I can well understand the reason for this indifference of our literary world to this writer. Ikramullah stands aloof away from the literary crowd around him; he is seen happy in his seclusion, attending literary functions only on special occasions. And, on those occasions, he hardly cares to mix freely with the writers gathered there. He enjoys moving with perfect ease within the limited circle of his close friends. Controversies among writers, whether they are ideological or purely literary, hardly attract him. The literary world, too, pays him in the same coin.
We are indebted to the publishers, who have now brought out a collection of his two novellas under the title Regret (Pashemaani) in English. These two novellas have been translated by the late Raja Faruq Hassan and Professor Muhammad Umar Memon. It was a bolt from the blue. Our literary world felt thunderstruck. How did it happen that the fiction writer treated so indifferently in the Urdu circle attracted the attention of publishers such as Penguin?
In fact the two Pakistani writers, Memon and Faruq Hasan, settled in the US and Canada are responsible for the event — they deserve full credit for that. They were impressed by Ikramullah’s writings. They chose to translate his selected works in English and introduce him to a Western readership.
So one fine morning Ikramullah awoke early and found to his surprise that the goddess of fame has turned kind to him. A number of intellectuals and writers had gathered in the cosmopolitan club. They had come to celebrate the occasion and to pay compliments to the celebrated novelist.
Ikramullah is primarily a novelist.
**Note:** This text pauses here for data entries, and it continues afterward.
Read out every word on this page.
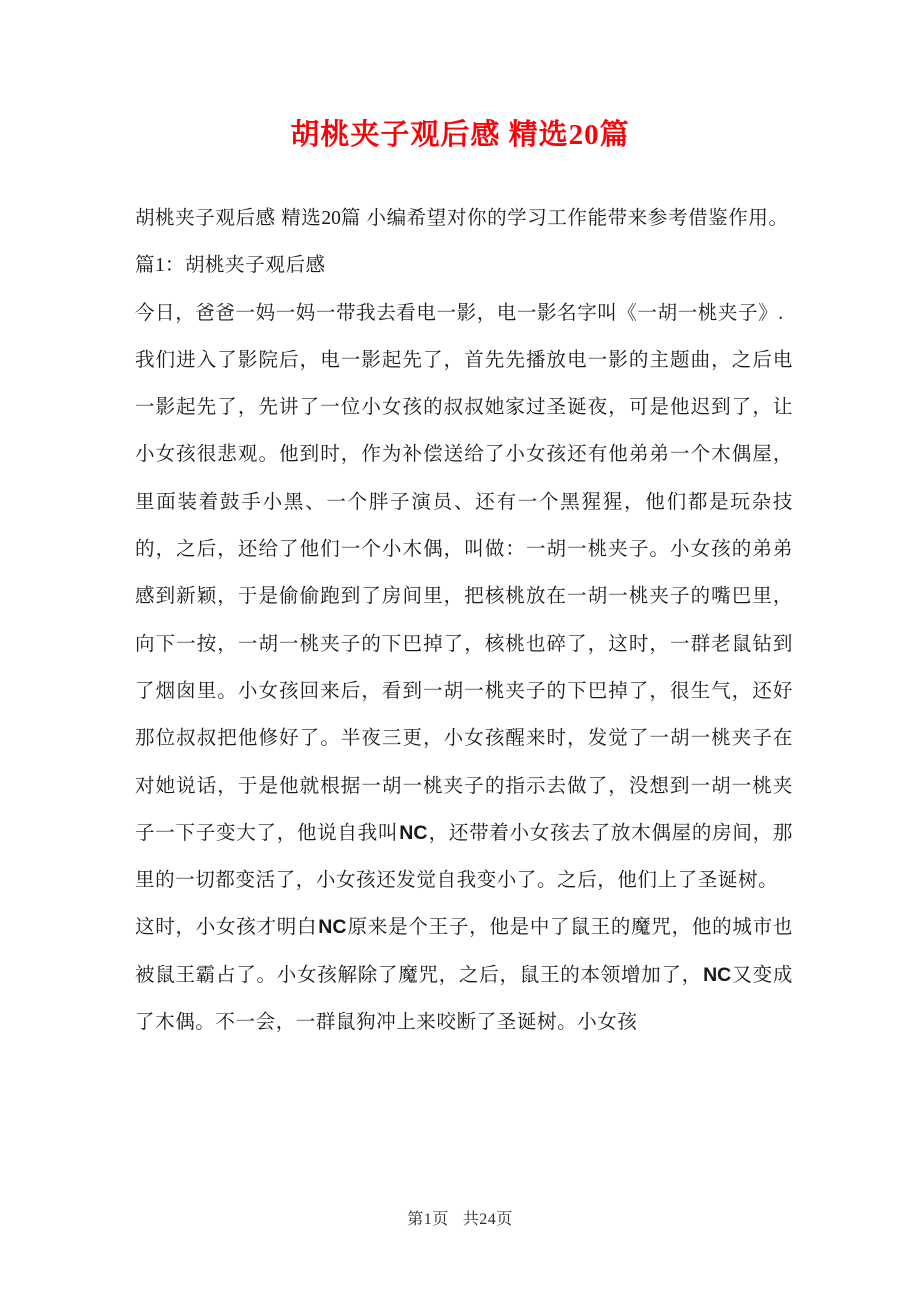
胡桃夹子观后感 精选20篇

胡桃夹子观后感 精选20篇 小编希望对你的学习工作能带来参考借鉴作用。

篇1：胡桃夹子观后感

今日，爸爸一妈一妈一带我去看电一影，电一影名字叫《一胡一桃夹子》.

我们进入了影院后，电一影起先了，首先先播放电一影的主题曲，之后电一影起先了，先讲了一位小女孩的叔叔她家过圣诞夜，可是他迟到了，让小女孩很悲观。他到时，作为补偿送给了小女孩还有他弟弟一个木偶屋，里面装着鼓手小黑、一个胖子演员、还有一个黑猩猩，他们都是玩杂技的，之后，还给了他们一个小木偶，叫做：一胡一桃夹子。小女孩的弟弟感到新颖，于是偷偷跑到了房间里，把核桃放在一胡一桃夹子的嘴巴里，向下一按，一胡一桃夹子的下巴掉了，核桃也碎了，这时，一群老鼠钻到了烟囱里。小女孩回来后，看到一胡一桃夹子的下巴掉了，很生气，还好那位叔叔把他修好了。半夜三更，小女孩醒来时，发觉了一胡一桃夹子在对她说话，于是他就根据一胡一桃夹子的指示去做了，没想到一胡一桃夹子一下子变大了，他说自我叫NC，还带着小女孩去了放木偶屋的房间，那里的一切都变活了，小女孩还发觉自我变小了。之后，他们上了圣诞树。

这时，小女孩才明白NC原来是个王子，他是中了鼠王的魔咒，他的城市也被鼠王霸占了。小女孩解除了魔咒，之后，鼠王的本领增加了，NC又变成了木偶。不一会，一群鼠狗冲上来咬断了圣诞树。小女孩

第1页 共24页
His short stories are a secondary addition to his novels. We first heard his name when his novel Gurg-i-Shab (Nocturnal Wolf) was banned by censorship authorities as it was judged by them as being obscene.
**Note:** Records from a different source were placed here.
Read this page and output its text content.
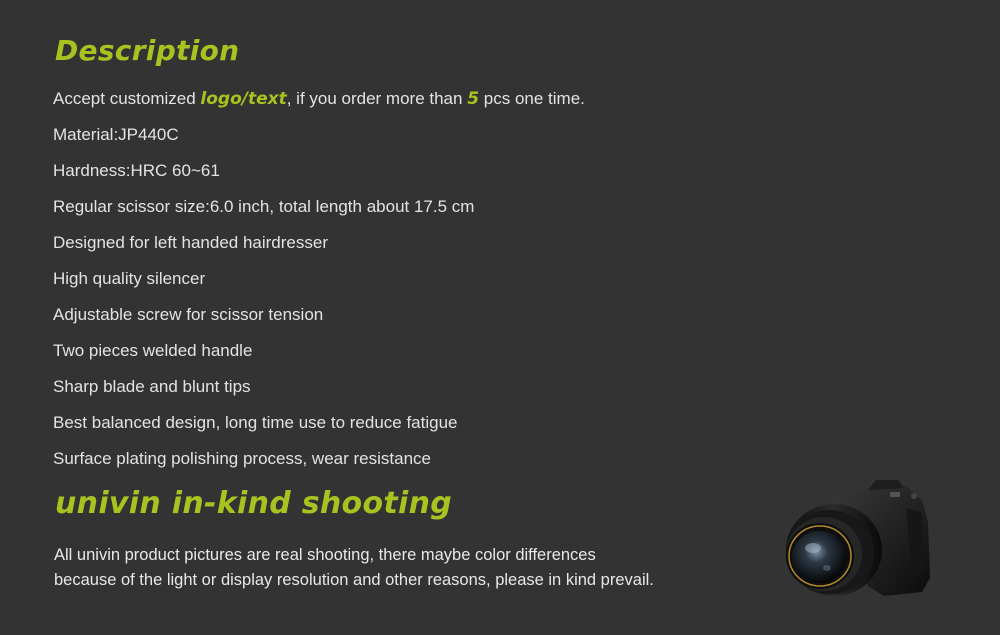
Description
Accept customized logo/text, if you order more than 5 pcs one time.
Material:JP440C
Hardness:HRC 60~61
Regular scissor size:6.0 inch, total length about 17.5 cm
Designed for left handed hairdresser
High quality silencer
Adjustable screw for scissor tension
Two pieces welded handle
Sharp blade and blunt tips
Best balanced design, long time use to reduce fatigue
Surface plating polishing process, wear resistance
univin in-kind shooting

All univin product pictures are real shooting, there maybe color differences
because of the light or display resolution and other reasons, please in kind prevail.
I think Ikramullah is at his best in his short novels. Two such fine works are at this moment before me. They bear the titles Kitna Pani and Pashemaani. They form parts of the collection of four novellas published under the title Sawa Neze Par Suraj. Kitna Pani: what a fine piece of fiction. The novella starts with the return of the young native to his city Lahore. How excited is Ramaish to return to his Lahore. Carrying with him a sense of nostalgia he is passing through the streets and roads of Lahore. How amazed he is to find that the streets, lanes, markets, street corners, trees and buildings are still in the same shape. The whole city comes alive to us, the readers. The description of the city is realistic even in the minutest of details.
Ikramullah is a realist. While describing things he never cares to be romantic. He excels in depicting things as they actually are. This exactness of description brings in its wake a romance of its own kind. This lively description carries us back to war-time India.
As the next novella Pashemaani starts we are slowly transported to the partition of India. But in contradiction to Partition literature soaked in sentimentality, Ikramullah, while depicting such situations, remains calm and sober never allowing himself to fall victim to cheap sentimentality. The very restraint on his part brings out the grimness of the situation in a more effective way. Such is the art of this novelist.